CoreLogic reported 55,000 foreclosures this past September, which represents a significant year-over-year drop; September 2014 saw 67,000.
The latest figure also represents a 52.8% drop from the peak of 117,438 in September 2010.
The association is crediting an improving housing market and economy for the significant drop.
"The rate of delinquencies continues to drop back closer to historic norms powered by improved economic conditions and tighter post-recession underwriting standards," Anand Nallathambi, president and CEO of CoreLogic, said in a release. "As we head into 2016, based on almost every major metric, the fundamentals underpinning the housing market are healthier than any time since 2007."
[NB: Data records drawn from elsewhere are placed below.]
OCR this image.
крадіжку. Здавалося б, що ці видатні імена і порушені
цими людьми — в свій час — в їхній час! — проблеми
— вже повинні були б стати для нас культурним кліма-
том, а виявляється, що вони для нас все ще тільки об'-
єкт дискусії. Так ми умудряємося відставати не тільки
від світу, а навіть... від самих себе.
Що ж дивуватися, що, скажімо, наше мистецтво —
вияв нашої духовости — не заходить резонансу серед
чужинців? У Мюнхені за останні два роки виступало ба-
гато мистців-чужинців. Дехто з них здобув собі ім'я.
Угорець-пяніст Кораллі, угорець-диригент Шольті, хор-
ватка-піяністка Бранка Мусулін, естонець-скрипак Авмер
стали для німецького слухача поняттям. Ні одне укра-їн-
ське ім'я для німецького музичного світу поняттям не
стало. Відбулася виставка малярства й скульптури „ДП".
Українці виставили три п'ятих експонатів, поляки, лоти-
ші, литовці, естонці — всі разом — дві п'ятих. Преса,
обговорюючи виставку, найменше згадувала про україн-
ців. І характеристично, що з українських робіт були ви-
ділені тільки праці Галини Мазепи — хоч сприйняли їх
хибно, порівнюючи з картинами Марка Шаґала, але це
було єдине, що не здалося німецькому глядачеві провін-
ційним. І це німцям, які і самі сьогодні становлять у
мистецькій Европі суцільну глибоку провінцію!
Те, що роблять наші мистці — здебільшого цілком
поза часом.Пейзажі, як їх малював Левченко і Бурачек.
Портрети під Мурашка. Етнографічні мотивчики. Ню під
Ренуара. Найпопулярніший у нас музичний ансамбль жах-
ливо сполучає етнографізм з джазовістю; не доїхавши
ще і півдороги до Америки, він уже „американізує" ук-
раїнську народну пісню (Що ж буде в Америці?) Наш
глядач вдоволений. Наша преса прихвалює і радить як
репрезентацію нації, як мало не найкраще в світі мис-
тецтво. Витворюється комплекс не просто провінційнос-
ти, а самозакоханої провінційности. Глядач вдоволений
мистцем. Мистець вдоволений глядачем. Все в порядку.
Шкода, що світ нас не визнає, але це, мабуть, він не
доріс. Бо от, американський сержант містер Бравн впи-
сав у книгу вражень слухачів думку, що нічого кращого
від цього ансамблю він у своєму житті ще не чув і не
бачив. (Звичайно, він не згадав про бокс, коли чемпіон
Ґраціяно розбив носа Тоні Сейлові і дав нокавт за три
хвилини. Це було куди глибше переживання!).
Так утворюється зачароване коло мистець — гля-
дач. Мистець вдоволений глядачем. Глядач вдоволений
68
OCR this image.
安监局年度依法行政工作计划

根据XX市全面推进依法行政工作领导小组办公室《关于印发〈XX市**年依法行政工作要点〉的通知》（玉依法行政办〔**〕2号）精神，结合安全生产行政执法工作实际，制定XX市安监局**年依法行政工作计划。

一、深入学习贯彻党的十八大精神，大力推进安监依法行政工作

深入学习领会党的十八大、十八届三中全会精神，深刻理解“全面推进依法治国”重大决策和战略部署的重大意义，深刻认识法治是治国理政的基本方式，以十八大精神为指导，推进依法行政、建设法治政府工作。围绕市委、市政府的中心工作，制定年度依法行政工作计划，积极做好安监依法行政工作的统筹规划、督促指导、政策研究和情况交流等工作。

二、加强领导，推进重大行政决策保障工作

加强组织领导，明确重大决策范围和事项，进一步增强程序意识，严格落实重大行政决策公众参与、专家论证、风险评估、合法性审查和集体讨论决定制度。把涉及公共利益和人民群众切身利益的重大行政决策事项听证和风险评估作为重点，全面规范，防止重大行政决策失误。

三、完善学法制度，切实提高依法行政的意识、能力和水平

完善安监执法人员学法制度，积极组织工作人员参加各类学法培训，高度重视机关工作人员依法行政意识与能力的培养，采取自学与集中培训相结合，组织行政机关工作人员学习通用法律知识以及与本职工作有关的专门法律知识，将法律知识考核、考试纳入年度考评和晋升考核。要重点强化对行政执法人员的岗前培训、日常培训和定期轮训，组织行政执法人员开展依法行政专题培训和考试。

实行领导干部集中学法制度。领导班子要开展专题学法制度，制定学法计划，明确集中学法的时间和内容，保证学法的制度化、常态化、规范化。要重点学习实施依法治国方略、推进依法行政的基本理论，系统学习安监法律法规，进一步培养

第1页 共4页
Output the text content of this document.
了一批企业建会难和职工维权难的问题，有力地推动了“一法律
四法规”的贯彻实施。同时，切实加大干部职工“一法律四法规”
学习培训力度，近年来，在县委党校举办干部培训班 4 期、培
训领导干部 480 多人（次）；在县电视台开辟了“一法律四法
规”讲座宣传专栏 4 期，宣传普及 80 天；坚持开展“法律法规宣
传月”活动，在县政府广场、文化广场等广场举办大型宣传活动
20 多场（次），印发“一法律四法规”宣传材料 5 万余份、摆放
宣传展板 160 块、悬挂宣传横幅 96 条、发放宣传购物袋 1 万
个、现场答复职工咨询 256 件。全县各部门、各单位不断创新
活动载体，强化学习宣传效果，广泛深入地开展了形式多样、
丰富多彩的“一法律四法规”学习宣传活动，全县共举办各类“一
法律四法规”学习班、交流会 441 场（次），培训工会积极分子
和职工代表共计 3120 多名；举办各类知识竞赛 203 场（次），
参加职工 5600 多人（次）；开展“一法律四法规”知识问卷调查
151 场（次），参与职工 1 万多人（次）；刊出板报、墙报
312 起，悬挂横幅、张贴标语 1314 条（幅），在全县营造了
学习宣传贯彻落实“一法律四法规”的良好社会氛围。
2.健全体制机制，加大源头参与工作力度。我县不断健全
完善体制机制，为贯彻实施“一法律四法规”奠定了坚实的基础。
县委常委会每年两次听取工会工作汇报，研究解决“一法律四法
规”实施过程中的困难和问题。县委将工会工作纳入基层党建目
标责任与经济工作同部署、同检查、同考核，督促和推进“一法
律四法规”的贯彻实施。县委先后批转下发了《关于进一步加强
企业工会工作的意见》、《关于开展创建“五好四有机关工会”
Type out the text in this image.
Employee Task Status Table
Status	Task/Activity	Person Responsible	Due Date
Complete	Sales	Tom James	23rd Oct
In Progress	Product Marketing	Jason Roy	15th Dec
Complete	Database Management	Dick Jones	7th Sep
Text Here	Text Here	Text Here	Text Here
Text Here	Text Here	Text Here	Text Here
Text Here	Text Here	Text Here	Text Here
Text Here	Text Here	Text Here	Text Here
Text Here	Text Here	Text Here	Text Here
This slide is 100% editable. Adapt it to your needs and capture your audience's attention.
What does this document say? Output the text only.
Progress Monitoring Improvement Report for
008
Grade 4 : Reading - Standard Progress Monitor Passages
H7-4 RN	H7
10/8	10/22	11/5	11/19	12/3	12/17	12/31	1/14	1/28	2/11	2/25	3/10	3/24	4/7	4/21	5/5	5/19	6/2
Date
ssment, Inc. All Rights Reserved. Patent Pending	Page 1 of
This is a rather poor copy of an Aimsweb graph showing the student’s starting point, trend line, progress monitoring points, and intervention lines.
On a month-over-month basis, completed foreclosures increased 49.5% from the 37,000 reported in August.
“The one-month surge in foreclosures was partially the result of an annual public auctioning of thousands of tax-foreclosed properties in Wayne County, Mich., of which Detroit is the county seat,” CoreLogic said. “As a basis of comparison, before the decline in the housing market in 2007, completed foreclosures averaged 21,000 per month nationwide between 2000 and 2006.”
Five states accounted for almost half of all foreclosures over the past 12 months ending September.
Those states are Florida (91,000 foreclosures), Michigan (45,000), Texas (32,000), Georgia (26,000), and California (26,000).
The four states the lowest over that same period were District of Columbia (69), North Dakota (310), Wyoming (498), West Virginia (593) and Hawaii (690).
September saw 55,000 foreclosure completions but the “the fundamentals underpinning the housing market are healthier than any time since 2007,” according to one leading analytics firm.